A Rank and File UAW 2865 would give autonomy to its campus chapters and allocate resources for them to self-organize around locally relevant issues, promoting participation in the struggles closest to the lives of student workers. The statewide apparatus would then strive to advance these struggles with its additional personnel, finances, and legal resources. The past year proves that the power of such struggles, like that over housing in Santa Cruz, will catalyze genuine participation across the state.
A rank and file UAW 2865 cannot have paid staffers serve as elected officers. The strategic missteps of our statewide union last year at least partly flowed from having a small core of leadership who also occupy paid staff positions. These individuals will call themselves your “co-workers” while sometimes earning more than three times the average worker’s annual salary. Of course, it is fine that our union employs people and pays them well, but it is obviously wrong to permit only these people to make strategic decisions on behalf of all workers. Last spring, paid staffers on our union’s Bargaining Team comprised a full half of the votes against holding a strike authorization vote among the rank and file, and none of the votes for it. The final vote was 10-8 against, and the rank and file were not permitted to vote on launching a legally protected strike.
This situation entrenches a layer of union bureaucrats whose economic conditions are removed from the conditions of the rank and file. This layer tends to function in order to preserve itself, rather than the interests of union rank and file, typically by working in the interests of the boss (“we are not strike ready”). And it eventually comes to stand in for the union as a whole, such that “UAW 2865” is identified only with its leadership sycophants, to the benefit of the UC and this small cadre of well-paid staffers.
In a rank and file union, staff input strictly serves members. It helps them articulate what they want and how to get it. Union staff facilitate the development of rank and file engagement at all levels of union activity, promoting the circulation of leadership positions and expertise among an expanding group of organizers. This prevents circumstances like those prevailing in statewide union meetings right now, where a small core of leaders possess all the information and resources, and doggedly fight down proposals that would limit their power — such as the separation of elected decision makers from staff positions.

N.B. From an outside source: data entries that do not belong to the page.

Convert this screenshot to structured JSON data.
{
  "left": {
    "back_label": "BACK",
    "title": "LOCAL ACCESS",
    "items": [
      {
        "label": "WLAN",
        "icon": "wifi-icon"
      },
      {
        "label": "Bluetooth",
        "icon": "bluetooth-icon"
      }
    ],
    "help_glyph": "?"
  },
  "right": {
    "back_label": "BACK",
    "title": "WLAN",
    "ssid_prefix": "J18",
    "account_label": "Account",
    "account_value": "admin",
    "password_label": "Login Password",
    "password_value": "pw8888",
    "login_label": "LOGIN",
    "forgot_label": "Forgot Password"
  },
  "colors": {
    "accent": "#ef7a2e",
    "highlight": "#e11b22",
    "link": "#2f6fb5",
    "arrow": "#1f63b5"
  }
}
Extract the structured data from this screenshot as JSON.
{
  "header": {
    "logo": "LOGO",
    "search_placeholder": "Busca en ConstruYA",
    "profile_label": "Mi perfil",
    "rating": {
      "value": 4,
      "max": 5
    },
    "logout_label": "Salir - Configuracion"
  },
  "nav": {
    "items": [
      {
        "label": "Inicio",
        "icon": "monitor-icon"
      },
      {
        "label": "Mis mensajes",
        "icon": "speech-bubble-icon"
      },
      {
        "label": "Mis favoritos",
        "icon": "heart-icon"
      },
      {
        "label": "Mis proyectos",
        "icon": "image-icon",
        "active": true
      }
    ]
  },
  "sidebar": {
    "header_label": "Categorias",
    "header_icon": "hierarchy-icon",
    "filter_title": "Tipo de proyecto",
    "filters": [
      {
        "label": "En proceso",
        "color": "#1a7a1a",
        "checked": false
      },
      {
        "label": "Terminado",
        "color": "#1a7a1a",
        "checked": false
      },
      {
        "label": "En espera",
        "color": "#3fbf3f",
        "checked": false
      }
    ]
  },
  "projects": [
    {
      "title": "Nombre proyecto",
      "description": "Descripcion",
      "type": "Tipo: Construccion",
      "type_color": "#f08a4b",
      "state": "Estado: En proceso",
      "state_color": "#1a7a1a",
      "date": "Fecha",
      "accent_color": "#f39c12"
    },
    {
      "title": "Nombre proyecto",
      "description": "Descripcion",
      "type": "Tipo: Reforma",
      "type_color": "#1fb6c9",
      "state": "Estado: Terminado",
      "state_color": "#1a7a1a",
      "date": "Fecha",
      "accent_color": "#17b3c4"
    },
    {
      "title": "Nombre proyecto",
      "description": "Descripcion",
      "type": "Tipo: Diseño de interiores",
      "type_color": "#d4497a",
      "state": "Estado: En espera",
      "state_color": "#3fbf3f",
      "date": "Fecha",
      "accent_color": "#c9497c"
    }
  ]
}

The future Rank and File UAW 2865 will end this scandal and dissolve its bureaucrat layer. At the local level, it will give campuses financial and strategic autonomy, and allow campus leadership to contact its own members without censorship, a right they recently lost under the present union bureaucracy. At the statewide level, it will introduce ranked choice voting, bring transparency to staff hiring decisions, and solicit genuine input from campuses for statewide meetings. The recent history of UAW 2865 proves all too plainly that the power of a union comes from its rank and file, or not at all.